Assuming that $X$ is the next value in a finite length random sequence, e.g. $$ abbcccaaccbacccabbacababaccccbacabcbacacX $$what would be the $2$-letter most likely to correspond to the value of $X$
- ($a$ and $b$)
- ($a$ and $c$)
- ($b$ and $c$)
What I'm looking for is a formula with which to meet the $2$ letters that are more likely to be the next letter in the sequence
It would really help to know something about the process that generated the sequence. There are many possibilities, but here are two ways to look at it:
If we assume each letter appears independently of any other, so that this is just a sequence of draws from a simple probability distribution, then we can estimate the probabilities based on the frequency of each letter occurring.
$fr(a) = 13 \\ fr(b) = 10 \\ fr(c) = 17$
Dividing those frequencies by the total number of letters, 40, gives us the estimated probabilities:
$Pr(a) = \frac{13}{40} = 0.325 \\ Pr(b) = \frac{10}{40} = 0.25 \\ Pr(c) = \frac{17}{40} = 0.425$
Then, since the probabilities of each letter are independent, we can see that:
$Pr(ab) = Pr(a)Pr(b) = 0.08125 \\ Pr(ac) = Pr(a)Pr(c) = 0.138125 \\ Pr(bc) = Pr(b)Pr(c) = 0.10625$
This is assuming that the letters appear in that order, if order doesn't matter, double each of those probabilities. Then of these options, "ac" is the most likely, followed by "bc", with "ab" the least. The probabilities don't add to 1 because there are three possibilities missed - those of one letter appearing doubled.
Alternatively, we could assume that this is generated by a nice simple Markov chain model where the probability of a given letter depends only on the letter before it.

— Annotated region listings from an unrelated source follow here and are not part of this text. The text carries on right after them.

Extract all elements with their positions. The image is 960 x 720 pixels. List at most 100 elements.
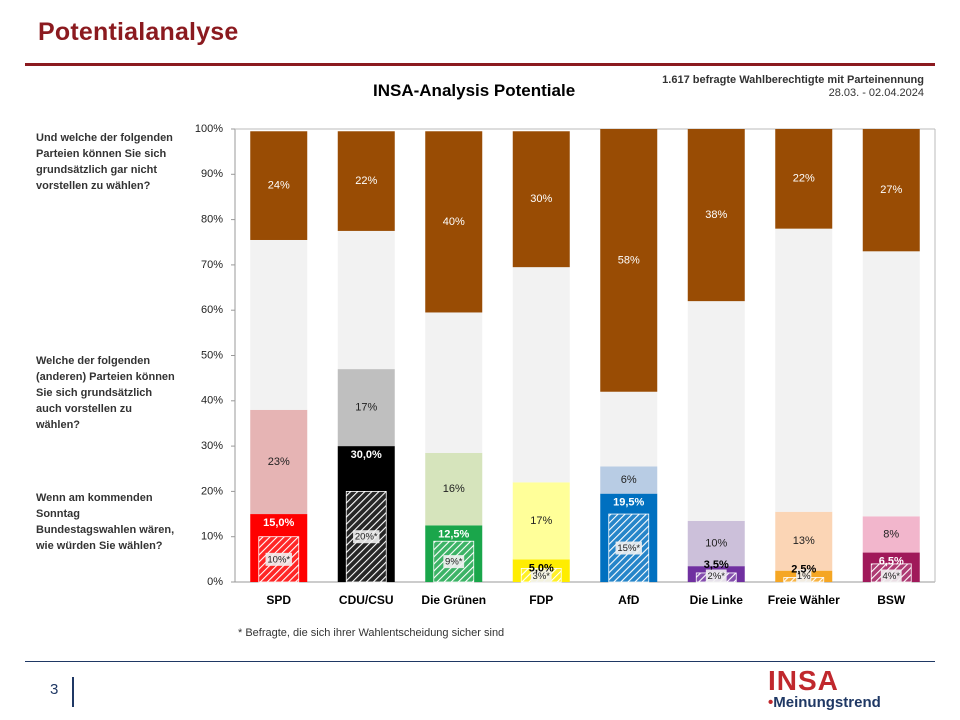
y-tick-label: 80%	[201, 214, 223, 226]
vote-label: 15,0%	[263, 517, 294, 529]
category-label: SPD	[266, 593, 291, 607]
bar-segment	[687, 129, 745, 302]
bar-segment	[600, 391, 658, 467]
y-tick-label: 60%	[201, 304, 223, 316]
title-divider	[25, 63, 935, 66]
bar-segment	[250, 409, 308, 515]
not-label: 38%	[705, 209, 727, 221]
bar-segment	[250, 239, 308, 410]
bar-segment	[600, 129, 658, 392]
not-label: 27%	[880, 184, 902, 196]
sure-voter-label: 2%*	[708, 571, 726, 582]
could-label: 23%	[268, 456, 290, 468]
y-tick-label: 90%	[201, 168, 223, 180]
bar-segment	[512, 267, 570, 483]
not-label: 30%	[530, 193, 552, 205]
bar-segment	[775, 228, 833, 512]
vote-label: 19,5%	[613, 497, 644, 509]
sure-voter-label-box	[443, 555, 465, 569]
y-tick-label: 100%	[195, 123, 223, 135]
y-tick-label: 30%	[201, 440, 223, 452]
y-tick-label: 50%	[201, 349, 223, 361]
bar-segment	[250, 131, 308, 240]
page-number-divider	[72, 677, 74, 707]
category-label: Die Grünen	[421, 593, 486, 607]
bar-segment	[337, 131, 395, 231]
chart-title: INSA-Analysis Potentiale	[373, 81, 576, 100]
not-label: 24%	[268, 180, 290, 192]
sure-voter-label: 9%*	[445, 557, 463, 568]
survey-period: 28.03. - 02.04.2024	[828, 87, 924, 99]
could-label: 6%	[621, 474, 637, 486]
bar-segment	[425, 131, 483, 313]
bar-segment	[425, 452, 483, 526]
vote-label: 3,5%	[704, 559, 729, 571]
logo-sub-label: Meinungstrend	[773, 694, 881, 711]
question-could-vote: Welche der folgenden (anderen) Parteien …	[36, 355, 175, 431]
category-label: AfD	[618, 593, 640, 607]
bar-segment	[775, 129, 833, 229]
question-would-vote: Wenn am kommenden Sonntag Bundestagswahl…	[36, 492, 175, 552]
page-title: Potentialanalyse	[38, 18, 239, 46]
vote-label: 6,5%	[879, 555, 904, 567]
category-label: Freie Wähler	[768, 593, 840, 607]
sure-voter-label-box	[796, 569, 812, 583]
sure-voter-label: 20%*	[355, 532, 378, 543]
bar-segment	[337, 369, 395, 447]
y-tick-label: 10%	[201, 531, 223, 543]
bar-segment	[862, 129, 920, 252]
sure-voter-label: 4%*	[883, 571, 901, 582]
bar-segment	[425, 312, 483, 453]
category-label: BSW	[877, 593, 906, 607]
logo-main-text: INSA	[768, 665, 839, 696]
could-label: 8%	[883, 528, 899, 540]
bar-segment	[512, 482, 570, 560]
logo-sub-text: •Meinungstrend	[768, 694, 881, 712]
logo-dot-icon: •	[768, 694, 774, 711]
could-label: 17%	[355, 402, 377, 414]
bar-segment	[337, 230, 395, 370]
bar-segment	[687, 520, 745, 567]
page-number: 3	[50, 681, 59, 698]
not-label: 22%	[355, 175, 377, 187]
could-label: 16%	[443, 483, 465, 495]
sure-voter-label: 10%*	[267, 554, 290, 565]
y-tick-label: 40%	[201, 395, 223, 407]
bar-segment	[600, 466, 658, 494]
footer-divider	[25, 661, 935, 662]
sure-voter-label-box	[615, 541, 642, 555]
bar-segment	[862, 251, 920, 517]
sure-voter-label-box	[880, 569, 902, 583]
could-label: 17%	[530, 515, 552, 527]
could-label: 10%	[705, 537, 727, 549]
sure-voter-label: 15%*	[617, 543, 640, 554]
sure-voter-label-box	[530, 569, 552, 583]
y-tick-label: 0%	[207, 576, 223, 588]
not-label: 58%	[618, 254, 640, 266]
y-tick-label: 20%	[201, 485, 223, 497]
bar-segment	[687, 301, 745, 521]
footnote: * Befragte, die sich ihrer Wahlentscheid…	[238, 627, 505, 639]
insa-logo: INSA •Meinungstrend	[768, 665, 928, 714]
could-label: 13%	[793, 535, 815, 547]
not-label: 22%	[793, 173, 815, 185]
potential-chart: 0% 10% 20% 30% 40% 50% 60% 70% 80% 90% 100% 10%* 15…	[195, 123, 936, 607]
not-label: 40%	[443, 216, 465, 228]
sure-voter-label: 1%	[797, 571, 811, 582]
sure-voter-label-box	[265, 552, 292, 566]
category-label: CDU/CSU	[339, 593, 394, 607]
sure-voter-label: 3%*	[533, 571, 551, 582]
sure-voter-label-box	[705, 569, 727, 583]
bar-segment	[862, 516, 920, 553]
bar-segment	[512, 131, 570, 268]
category-label: Die Linke	[690, 593, 744, 607]
sample-size: 1.617 befragte Wahlberechtigte mit Parte…	[662, 74, 924, 86]
vote-label: 12,5%	[438, 528, 469, 540]
vote-label: 2,5%	[791, 564, 816, 576]
bar-segment	[775, 511, 833, 571]
vote-label: 30,0%	[351, 449, 382, 461]
y-tick-label: 70%	[201, 259, 223, 271]
category-label: FDP	[529, 593, 553, 607]
sample-info: 1.617 befragte Wahlberechtigte mit Parte…	[662, 74, 924, 100]
sure-voter-label-box	[353, 530, 380, 544]
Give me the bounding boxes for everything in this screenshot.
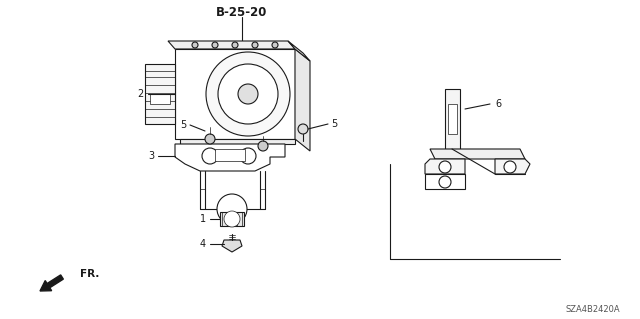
- Circle shape: [252, 42, 258, 48]
- Circle shape: [272, 42, 278, 48]
- Text: 6: 6: [495, 99, 501, 109]
- Polygon shape: [168, 41, 295, 49]
- Circle shape: [205, 134, 215, 144]
- Circle shape: [232, 42, 238, 48]
- Polygon shape: [150, 94, 170, 104]
- Polygon shape: [430, 149, 525, 159]
- Text: 2: 2: [138, 89, 144, 99]
- Polygon shape: [175, 144, 285, 171]
- Circle shape: [504, 161, 516, 173]
- Circle shape: [439, 161, 451, 173]
- Polygon shape: [425, 174, 465, 189]
- Circle shape: [240, 148, 256, 164]
- FancyArrow shape: [40, 275, 63, 291]
- Polygon shape: [145, 64, 175, 124]
- Text: 5: 5: [331, 119, 337, 129]
- Polygon shape: [215, 149, 245, 161]
- Circle shape: [202, 148, 218, 164]
- Polygon shape: [448, 104, 457, 134]
- Text: 4: 4: [200, 239, 206, 249]
- Polygon shape: [288, 41, 310, 61]
- Polygon shape: [445, 89, 460, 149]
- Circle shape: [224, 211, 240, 227]
- Polygon shape: [220, 212, 244, 226]
- Circle shape: [212, 42, 218, 48]
- Polygon shape: [222, 240, 242, 252]
- Polygon shape: [425, 159, 465, 174]
- Text: 3: 3: [148, 151, 154, 161]
- Polygon shape: [295, 49, 310, 151]
- Text: 1: 1: [200, 214, 206, 224]
- Circle shape: [439, 176, 451, 188]
- Circle shape: [298, 124, 308, 134]
- Text: B-25-20: B-25-20: [216, 5, 268, 19]
- Polygon shape: [175, 49, 295, 139]
- Text: SZA4B2420A: SZA4B2420A: [565, 305, 620, 314]
- Circle shape: [192, 42, 198, 48]
- Circle shape: [217, 194, 247, 224]
- Circle shape: [218, 64, 278, 124]
- Circle shape: [238, 84, 258, 104]
- Circle shape: [206, 52, 290, 136]
- Circle shape: [258, 141, 268, 151]
- Polygon shape: [180, 139, 295, 144]
- Text: 5: 5: [180, 120, 186, 130]
- Polygon shape: [495, 159, 530, 174]
- Text: FR.: FR.: [80, 269, 99, 279]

We can estimate those probabilities based on how often a given letter appears after another one. In that case, we have (using the shorthand of $Pr(X|Y)$ meaning the probability that X appears given that the last letter was Y):
$Pr(a|a) = 0.0769 \\ Pr(b|a) = 0.3846 \\ Pr(c|a) = 0.5385 \\ Pr(a|b) = 0.6 \\ Pr(b|b) = 0.2 \\ Pr(c|b) = 0.2 \\ Pr(a|c) = 0.3125 \\ Pr(b|c) = 0.1875 \\ Pr(c|c) = 0.5$
So this time, using the fact that we're running off a previous "c", let's look at the probabilities of the various combinations working off the fact that $Pr(XY|Z) = Pr(X|Z)Pr(Y|X)$:
$\begin{array}{l l l} Pr(aa|c) = 0.024 & Pr(ab|c) = 0.120 & Pr(ac|c) = 0.168 \\ Pr(ba|c) = 0.113 & Pr(bb|c) = 0.038 & Pr(bc|c) = 0.038 \\ Pr(ca|c) = 0.156 & Pr(cb|c) = 0.094 & Pr(cc|c) = 0.250 \end{array}$
If we collapse the probabilities for ab & ba, and so forth, we get:
$Pr(ab) = 0.233 \\ Pr(ac) = 0.324 \\ Pr(bc) = 0.132$
So again, ac is more likely than ab, which is more likely than ac, although the specific probabilities did change a little.
That said, the transition probabilities were calculated on not much data, and you definitely wouldn't want to try to infer some more complicated Markov process based on the small length of the sequence. Even what I've put here has a pretty big margin of error involved.